I'm sorry if you're locked into desktop development and fail to realize that we're moving to a mobile computing environment. But you better get with the program.
I haven't owned a desktop in nearly 6 yrs. I wager in 20 yrs I won't even own a laptop anymore. Just a mobile computer device like a iPhone on steroids.
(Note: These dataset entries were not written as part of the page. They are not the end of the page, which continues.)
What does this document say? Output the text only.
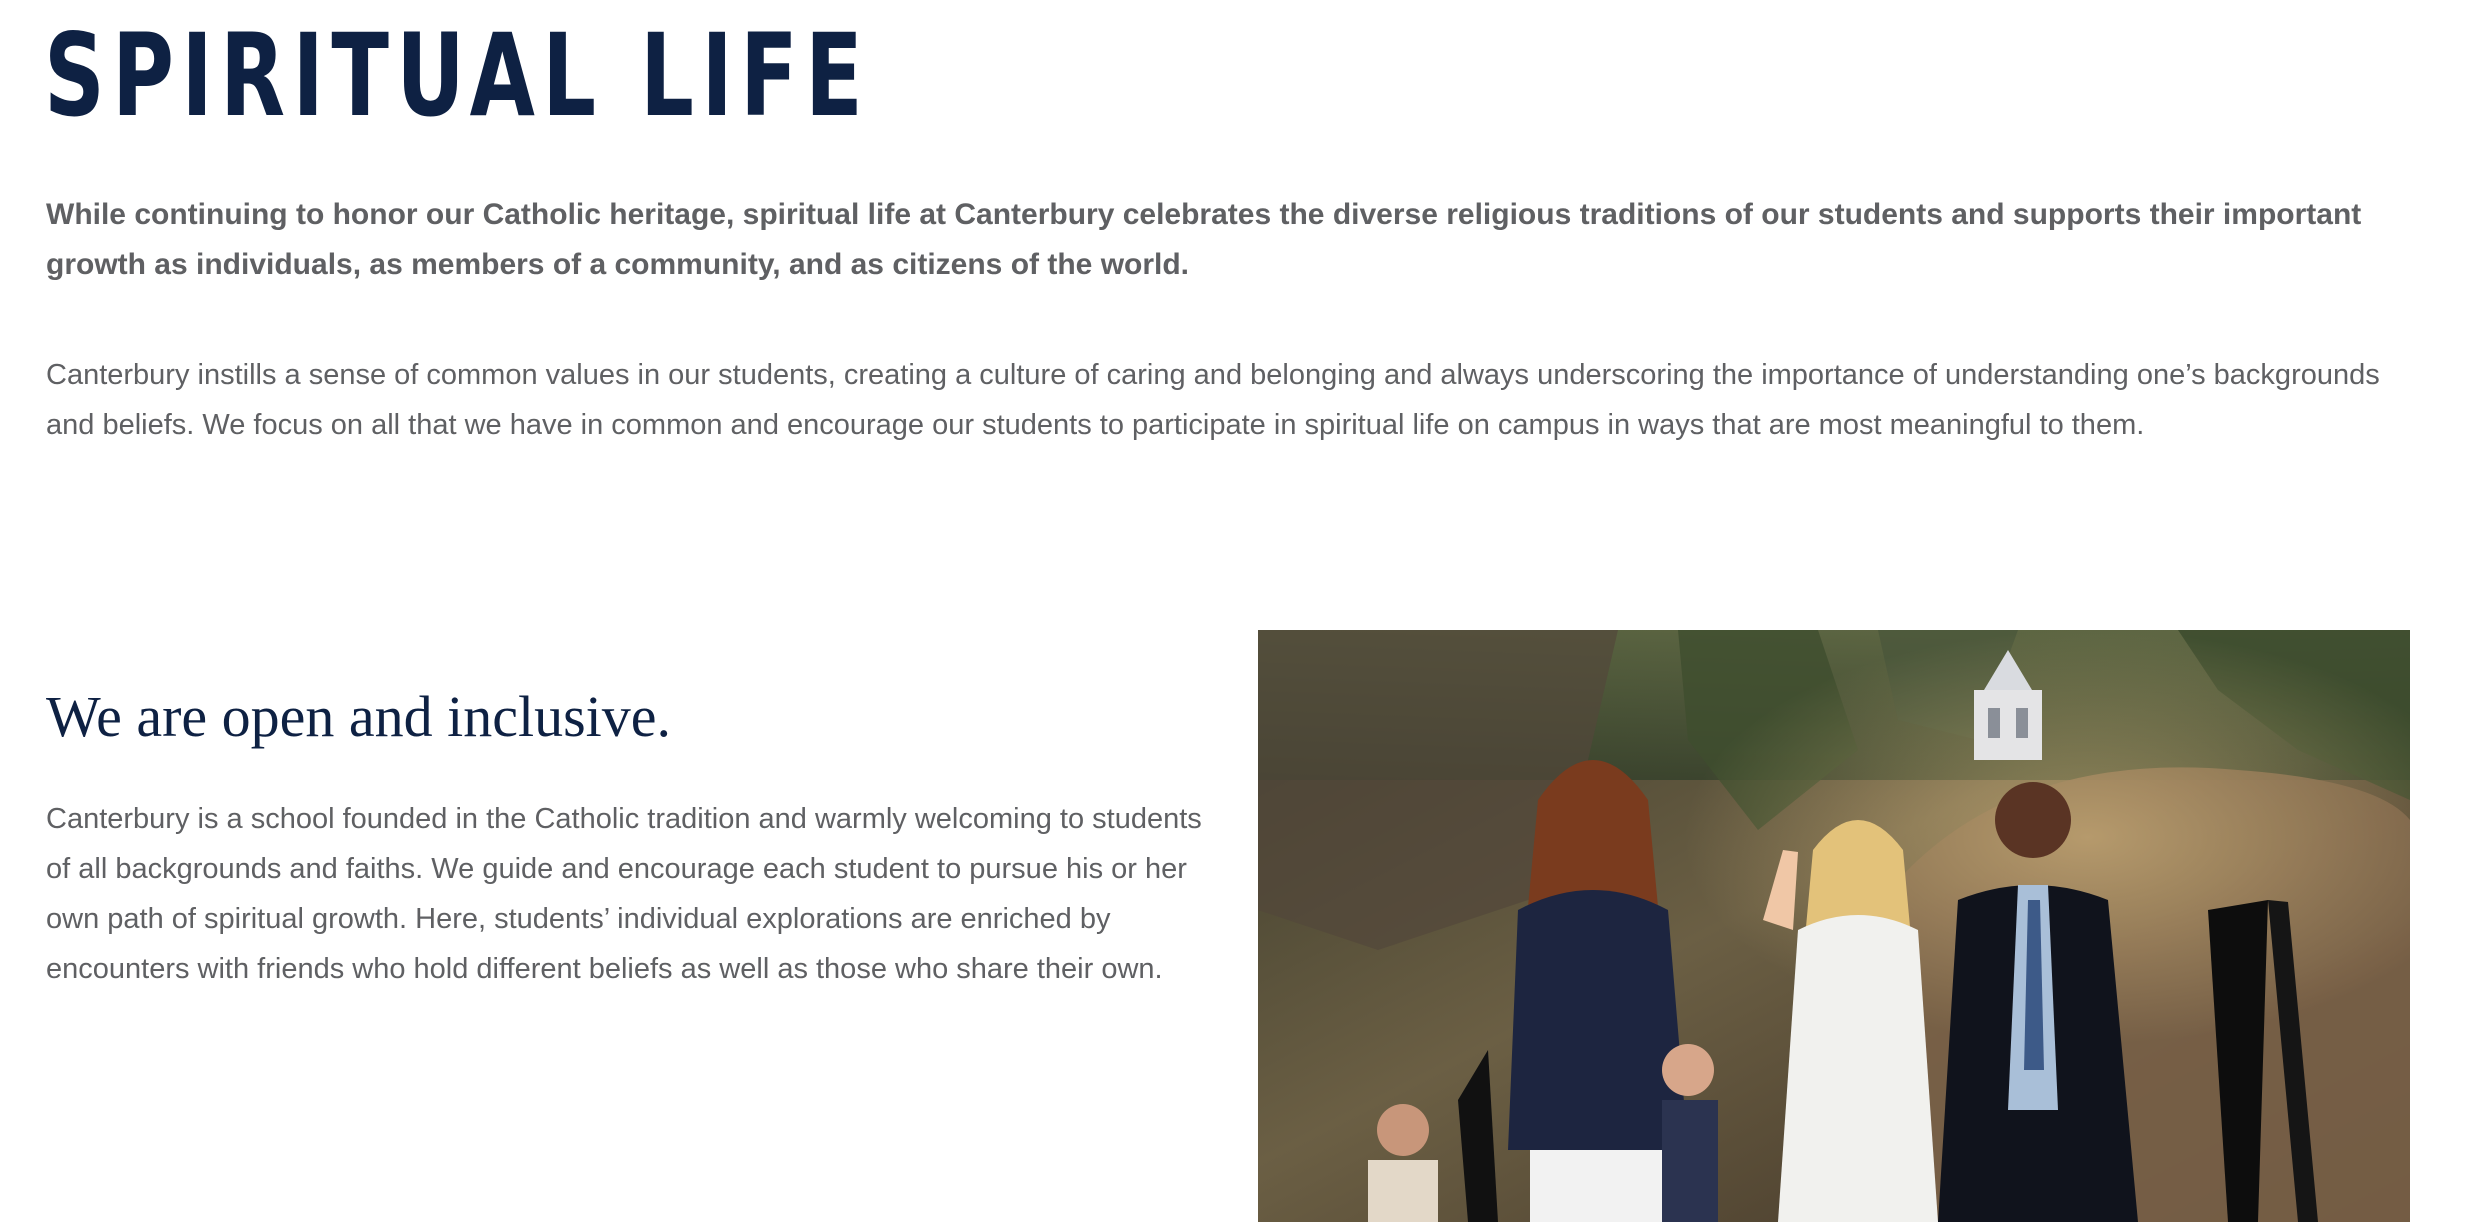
SPIRITUAL LIFE

While continuing to honor our Catholic heritage, spiritual life at Canterbury celebrates the diverse religious traditions of our students and supports their important growth as individuals, as members of a community, and as citizens of the world.

Canterbury instills a sense of common values in our students, creating a culture of caring and belonging and always underscoring the importance of understanding one’s backgrounds and beliefs. We focus on all that we have in common and encourage our students to participate in spiritual life on campus in ways that are most meaningful to them.

We are open and inclusive.

Canterbury is a school founded in the Catholic tradition and warmly welcoming to students of all backgrounds and faiths. We guide and encourage each student to pursue his or her own path of spiritual growth. Here, students’ individual explorations are enriched by encounters with friends who hold different beliefs as well as those who share their own.
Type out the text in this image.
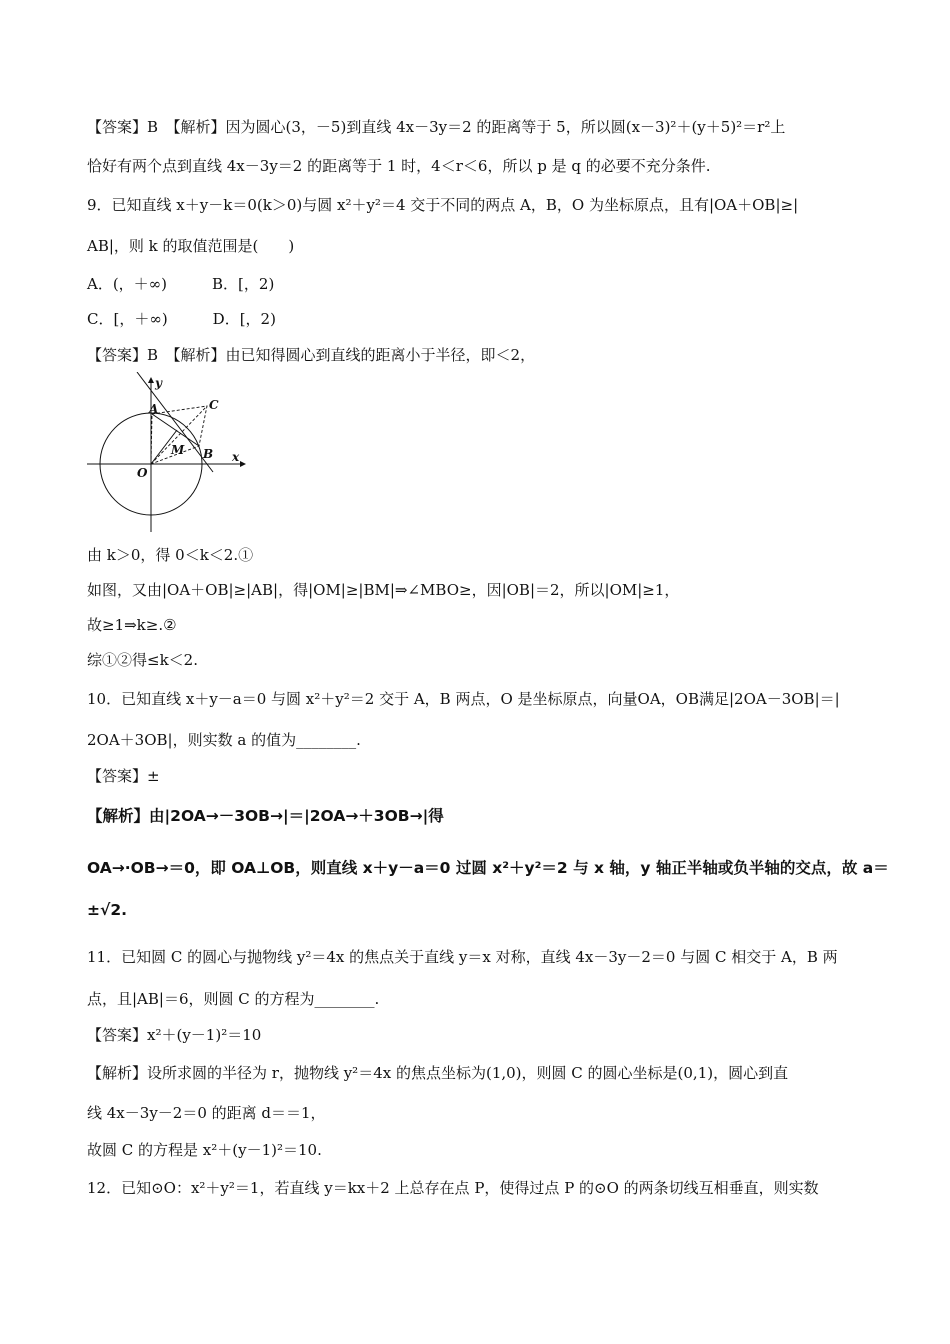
【答案】B　【解析】因为圆心(3，－5)到直线 4x－3y＝2 的距离等于 5，所以圆(x－3)²＋(y＋5)²＝r²上
恰好有两个点到直线 4x－3y＝2 的距离等于 1 时，4＜r＜6，所以 p 是 q 的必要不充分条件.
9．已知直线 x＋y－k＝0(k＞0)与圆 x²＋y²＝4 交于不同的两点 A，B，O 为坐标原点，且有|OA＋OB|≥|
AB|，则 k 的取值范围是(　　)
A．(，＋∞)　　　B．[，2)
C．[，＋∞)　　　D．[，2)
【答案】B　【解析】由已知得圆心到直线的距离小于半径，即＜2，
y
x
O
A
B
C
M
由 k＞0，得 0＜k＜2.①
如图，又由|OA＋OB|≥|AB|，得|OM|≥|BM|⇒∠MBO≥，因|OB|＝2，所以|OM|≥1，
故≥1⇒k≥.②
综①②得≤k＜2.
10．已知直线 x＋y－a＝0 与圆 x²＋y²＝2 交于 A，B 两点，O 是坐标原点，向量OA，OB满足|2OA－3OB|＝|
2OA＋3OB|，则实数 a 的值为________.
【答案】±
【解析】由|2OA→－3OB→|＝|2OA→＋3OB→|得
OA→·OB→＝0，即 OA⊥OB，则直线 x＋y－a＝0 过圆 x²＋y²＝2 与 x 轴，y 轴正半轴或负半轴的交点，故 a＝
±√2.
11．已知圆 C 的圆心与抛物线 y²＝4x 的焦点关于直线 y＝x 对称，直线 4x－3y－2＝0 与圆 C 相交于 A，B 两
点，且|AB|＝6，则圆 C 的方程为________.
【答案】x²＋(y－1)²＝10
【解析】设所求圆的半径为 r，抛物线 y²＝4x 的焦点坐标为(1,0)，则圆 C 的圆心坐标是(0,1)，圆心到直
线 4x－3y－2＝0 的距离 d＝＝1，
故圆 C 的方程是 x²＋(y－1)²＝10.
12．已知⊙O：x²＋y²＝1，若直线 y＝kx＋2 上总存在点 P，使得过点 P 的⊙O 的两条切线互相垂直，则实数
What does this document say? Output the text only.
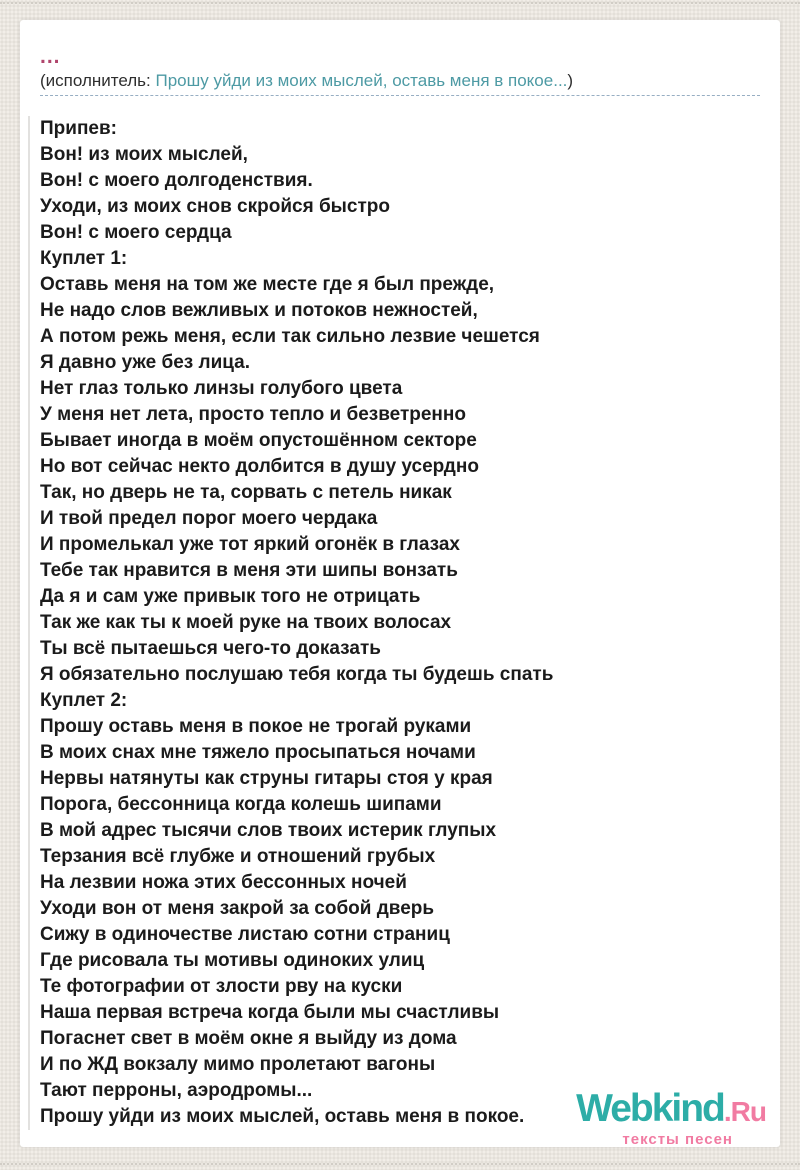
...
(исполнитель: Прошу уйди из моих мыслей, оставь меня в покое...)
Припев:
Вон! из моих мыслей,
Вон! с моего долгоденствия.
Уходи, из моих снов скройся быстро
Вон! с моего сердца
Куплет 1:
Оставь меня на том же месте где я был прежде,
Не надо слов вежливых и потоков нежностей,
А потом режь меня, если так сильно лезвие чешется
Я давно уже без лица.
Нет глаз только линзы голубого цвета
У меня нет лета, просто тепло и безветренно
Бывает иногда в моём опустошённом секторе
Но вот сейчас некто долбится в душу усердно
Так, но дверь не та, сорвать с петель никак
И твой предел порог моего чердака
И промелькал уже тот яркий огонёк в глазах
Тебе так нравится в меня эти шипы вонзать
Да я и сам уже привык того не отрицать
Так же как ты к моей руке на твоих волосах
Ты всё пытаешься чего-то доказать
Я обязательно послушаю тебя когда ты будешь спать
Куплет 2:
Прошу оставь меня в покое не трогай руками
В моих снах мне тяжело просыпаться ночами
Нервы натянуты как струны гитары стоя у края
Порога, бессонница когда колешь шипами
В мой адрес тысячи слов твоих истерик глупых
Терзания всё глубже и отношений грубых
На лезвии ножа этих бессонных ночей
Уходи вон от меня закрой за собой дверь
Сижу в одиночестве листаю сотни страниц
Где рисовала ты мотивы одиноких улиц
Те фотографии от злости рву на куски
Наша первая встреча когда были мы счастливы
Погаснет свет в моём окне я выйду из дома
И по ЖД вокзалу мимо пролетают вагоны
Тают перроны, аэродромы...
Прошу уйди из моих мыслей, оставь меня в покое.	Webkind.Ru
тексты песен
And if I need extra processing I'll tap into a cloud.
...quite how little the real world cares about Linux on the desktop
If Linux was that popular, or that sensible an option then Flash would be working PERFECTLY in under a week, as it it, it would appear nobody who matters, cares.
Burn.
By the way, dispite what people say, and at least one makes sure they tell me every fucking day, if you replace Average Joe's Windows machine with Ubuntu, he wont go three months without doing all of the below:
A) Breaking it.
B) Hating it.
C) Missing thousands of Windows features.
Linux is NOT ready for the desktop, at the present rate it will NEVER be ready. You heard, NEVER. The people who swan around claiming that we're all prejudiced and Ubuntu is AS USER FRIENDLY as Windows are simply deluding themselves.
This should hurt, Apple took a Unix, and in 2 years create one of the most intuative, user friendly OSs around today.
The Linux community have been going strong for over 15 years and have produce a VERY VERY good server OS, and a Deskop OS held together with scotch tape, blutack and string.
By the way, I'm a Windows user.
You feel sleepy. Close your eyes. The opinions stated above are yours. You cannot imagine why you ever felt otherwise.
Why does flash suck, period. Before I get flamed, I have a valid reason. Point in case: http:mycokerewards.com Go to that site and watch it eat your machine alive! Fucking turd-burglars stealing cycles from my box! For all the cash Coke has, you would think could come up with something better then that monstrosity!
...share, and Adobe doesn't give a flying fuck. And shouldn't.
+++OK ATH
Why don't you just use Windows or get a Mac?